Belmont Stakes with Papa Joe

Three to five.

That was the line on California Chrome when, notebook and pen in hand, I sat down to watch the Belmont Stakes last month. I doubted many "Chromies" understood this meant they'd have to lay $5 to win $3 if they wanted to back their pick. They were too busy wearing purple adhesive strips on their noses and talking about how great a story it was going to be when the horse won.

"Good for the Valley," many said, reiterating the fact that the 3-year-old colt had been born in Coalinga, a town most locals knew mainly for its earthquakes and its Pleasant Valley prison.

Considering the Cinderella aspect to everything leading up to this event, I leaned in closer to the TV. There was a story here, one perfect for Hollywood.

Two good ol' boys, calling their small barn the Dumb Ass Stables, purchase a marked-down filly with hazy lineage, breed her to a stallion that worked on the cheap, and she gives birth to a handsome colt that goes on to win the Triple Crown of Racing.

Not poignant enough? How about we throw in a 77-year-old trainer looking for his last hurrah and a leading jockey willing to take a chance with the horse solely because he likes the way he seems to listen when talked to.

"You think he'll win?"

I turned to see my old bookie, Papa Joe Bedrosian. "Pull up a chair," I said, grinning, because Papa Joe wasn't there. Not really. I'd conjured him back to life for my own purpose. "You're looking good, man," I said.

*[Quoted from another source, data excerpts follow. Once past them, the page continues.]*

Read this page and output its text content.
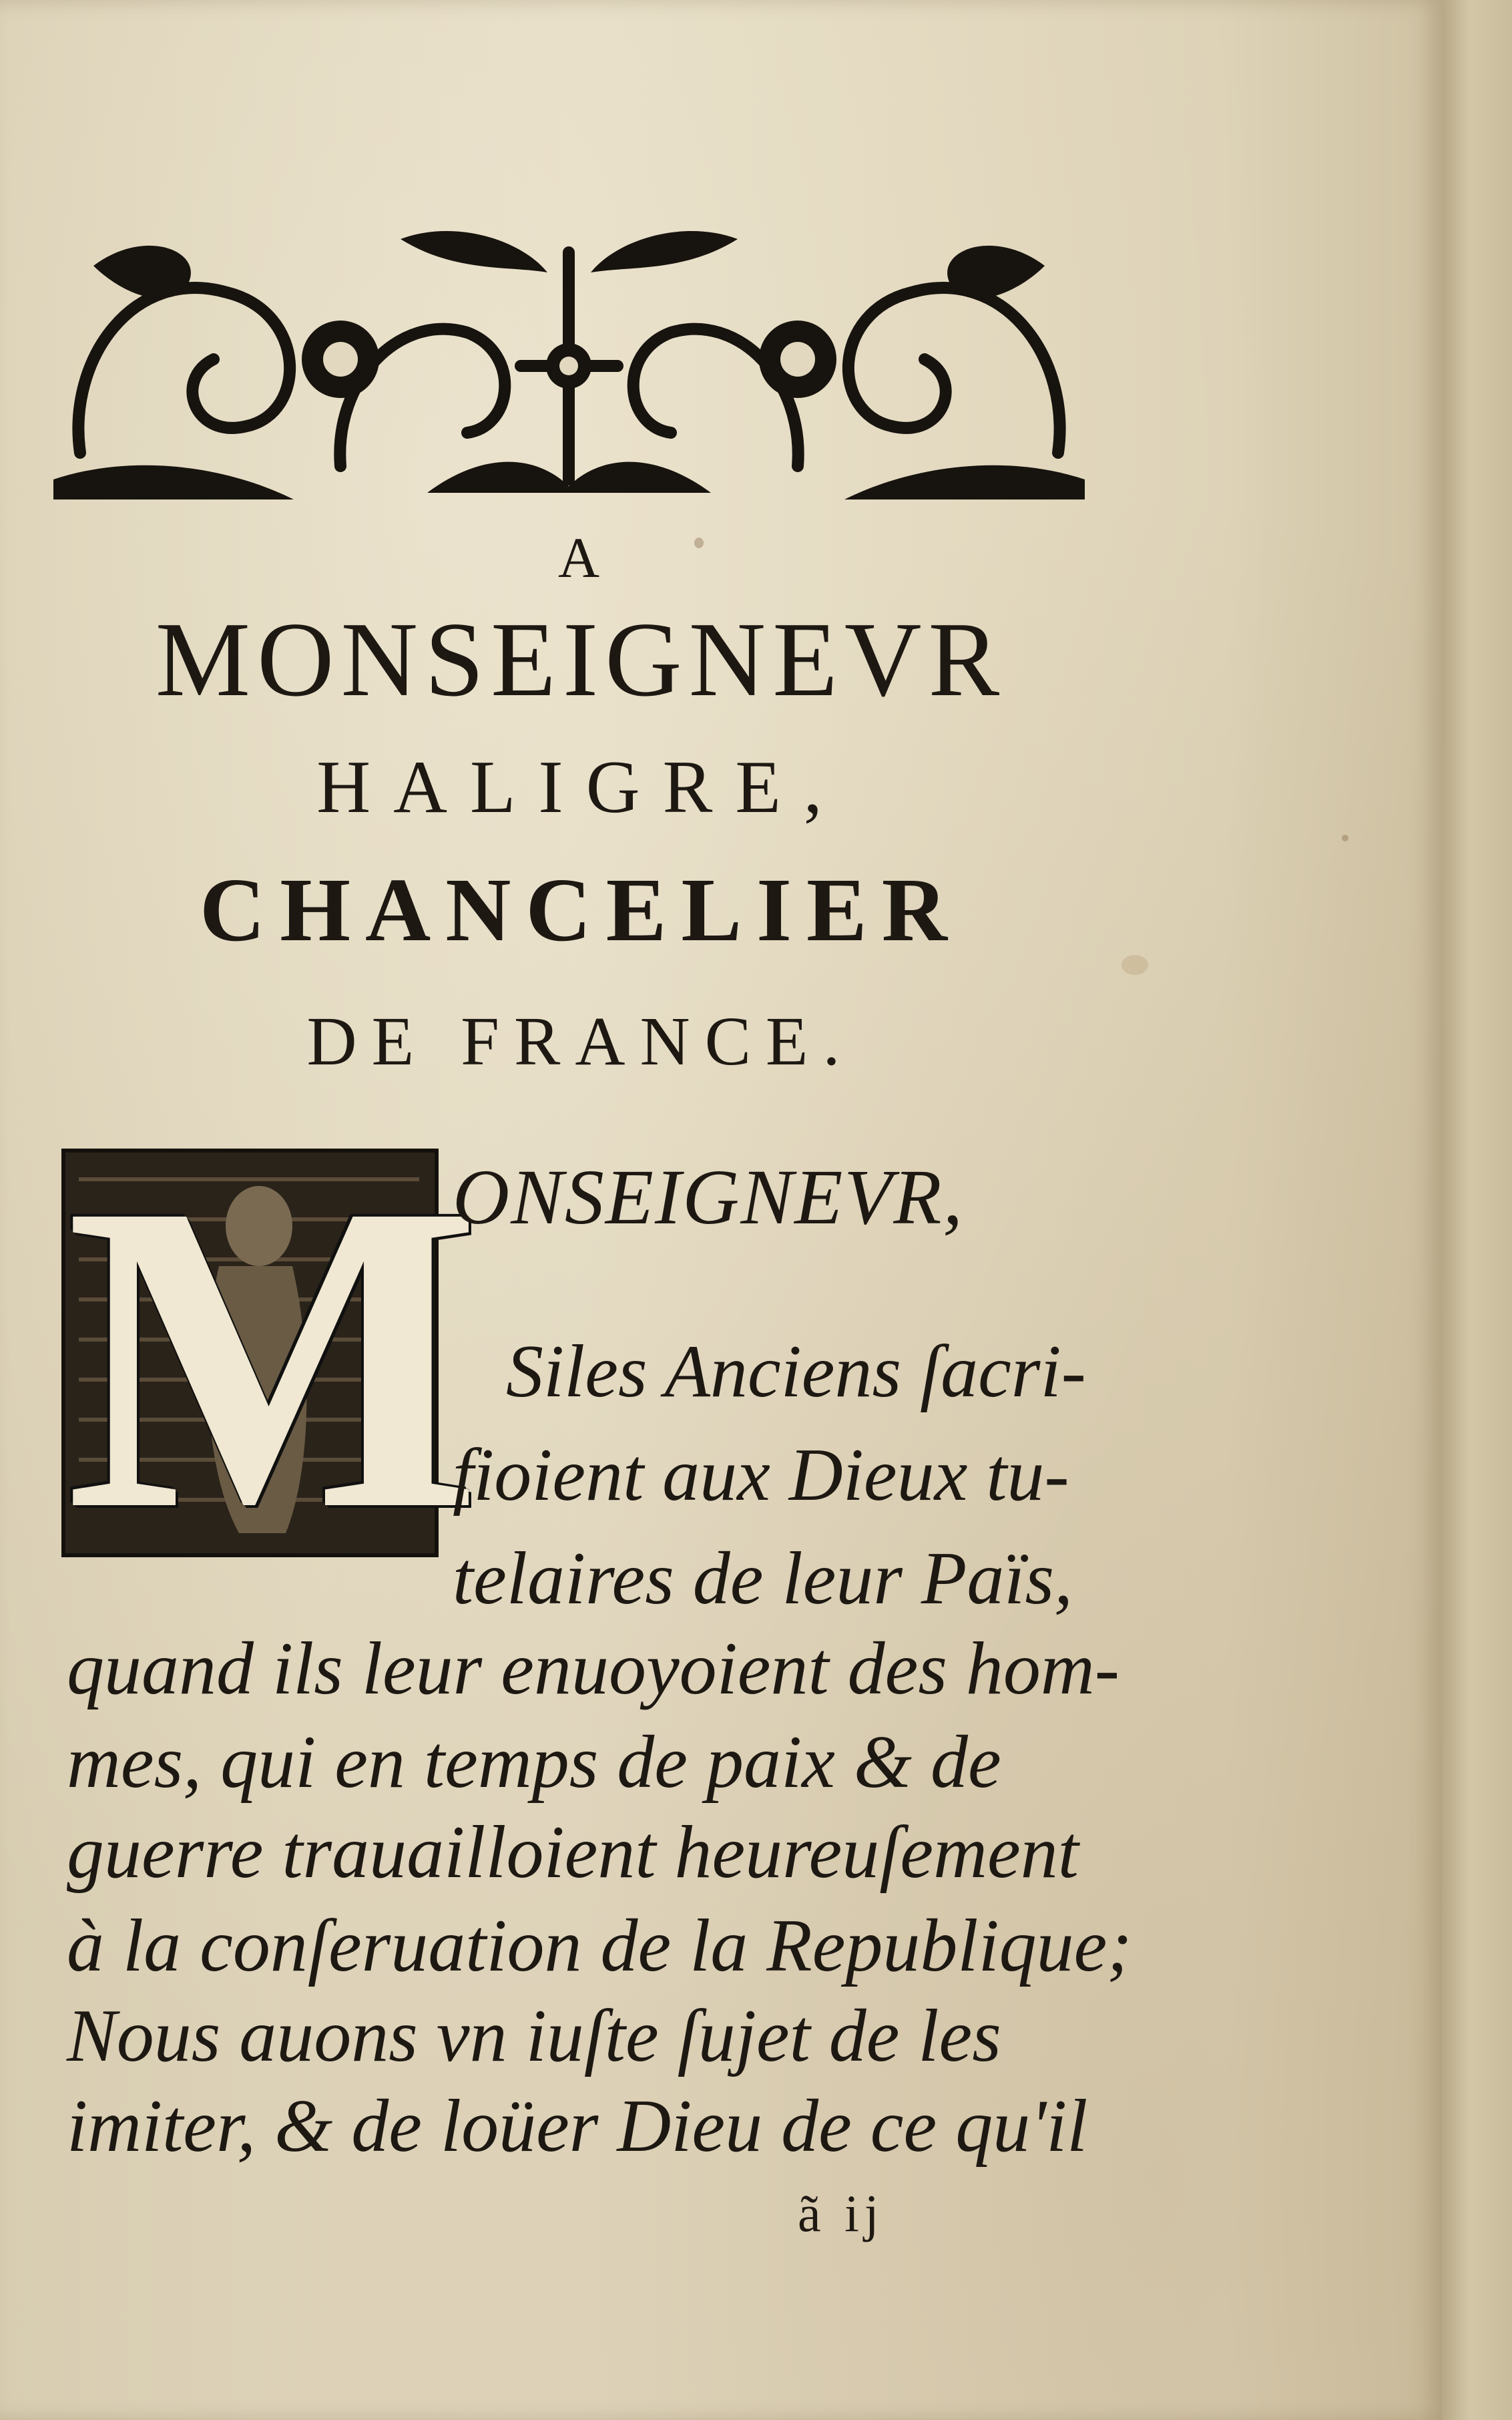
A
MONSEIGNEVR
HALIGRE,
CHANCELIER
DE FRANCE.
M
ONSEIGNEVR,
Siles Anciens ſacri-
fioient aux Dieux tu-
telaires de leur Païs,
quand ils leur enuoyoient des hom-
mes, qui en temps de paix & de
guerre trauailloient heureuſement
à la conſeruation de la Republique;
Nous auons vn iuſte ſujet de les
imiter, & de loüer Dieu de ce qu'il
ã ij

He appeared to be unchanged from the old days, same rocky face, guilty of sinking a thousand ships and then salvaging them. "Using me as a shill again, eh?"

"Guilty," I admitted.

He looked at the TV. "Who do you like?"

"You know I never bet anything over a mile, and never a race this full of championship."

"There's the favorite," he said, pointing a crooked finger.

I felt my old handicapper's heart skip a beat. I'd watched the horse's previous two wins but hadn't studied him in full portrait like this. Now he filled the screen, his chestnut coat dry and smooth, the facial blaze and stockings that named him brightly lit in the New York afternoon light. A ripple moved along his muscular withers as he was led away from the paddock area.

"Three to five, Papa," I said.

"And still there's $6 million bet on him, right there at the track," he said, surely remembering the days when there was no legal off-track betting. Way back when we relied on phone wagers placed between men like him and me, men who trusted one another more than any stockbroker and investor would ever dare.

"Hear that?" he asked.

We both scanned the picture. Frank Sinatra Jr., looking like a real ghost on this hour of apparitions, had begun the song, "New York, New York."

"Frankie's little boy," Papa Joe said, "the one who was kidnapped."

"Wrong post parade serenade," I said, wanting to hear the melancholic ache of "Sidewalks of New York," the way the old song's strains could make me cry.

Papa Joe rose from his chair. Though a gentle and kind man under that dark fedora, he had learned to evade sad stories. "I'll leave you be," he said.

"Not sticking around for the winner?"

He began to fade. "Oh, I'll know the winner," he said, as if he would learn of such things through an endless eternity.

A few moments later, an exhausted California Chrome was led back through the tunnel to his stall, his head down, his great chest heaving, a hoof dripping blood. He had given his all to the race but had finished out of the money.

Still later, I watched the thoroughbred's co-owner, Steve Coburn, rant about his horse getting beat by those cowardly owners and trainers who had pulled their entrees out of one or two of the other races.

Cowboy hat squared above his flushed face, Coburn, who had been the fellow best met in this drama up to now, spoke of how the Sport of Kings was run not by bluebloods, but by blackhearts.

I partly agreed with that last part, and put a picture of the man in my head to follow.

Odds are, he will repent. Certainly, he will race California Chrome again. God willing it won't happen before the horse's foot is fully healed from where he had been stepped on at the break of this race today. And the line is maybe three to five, that he will race Chrome's two full sisters, both young fillies, spirited and showing signs of wanting to run like their brother.

And the "Chromies?"

Not to worry. My old pal, Papa Joe, would put it this way, "Everyone remembers only the winners they were on, and any other pick is as forgotten as its losing tickets."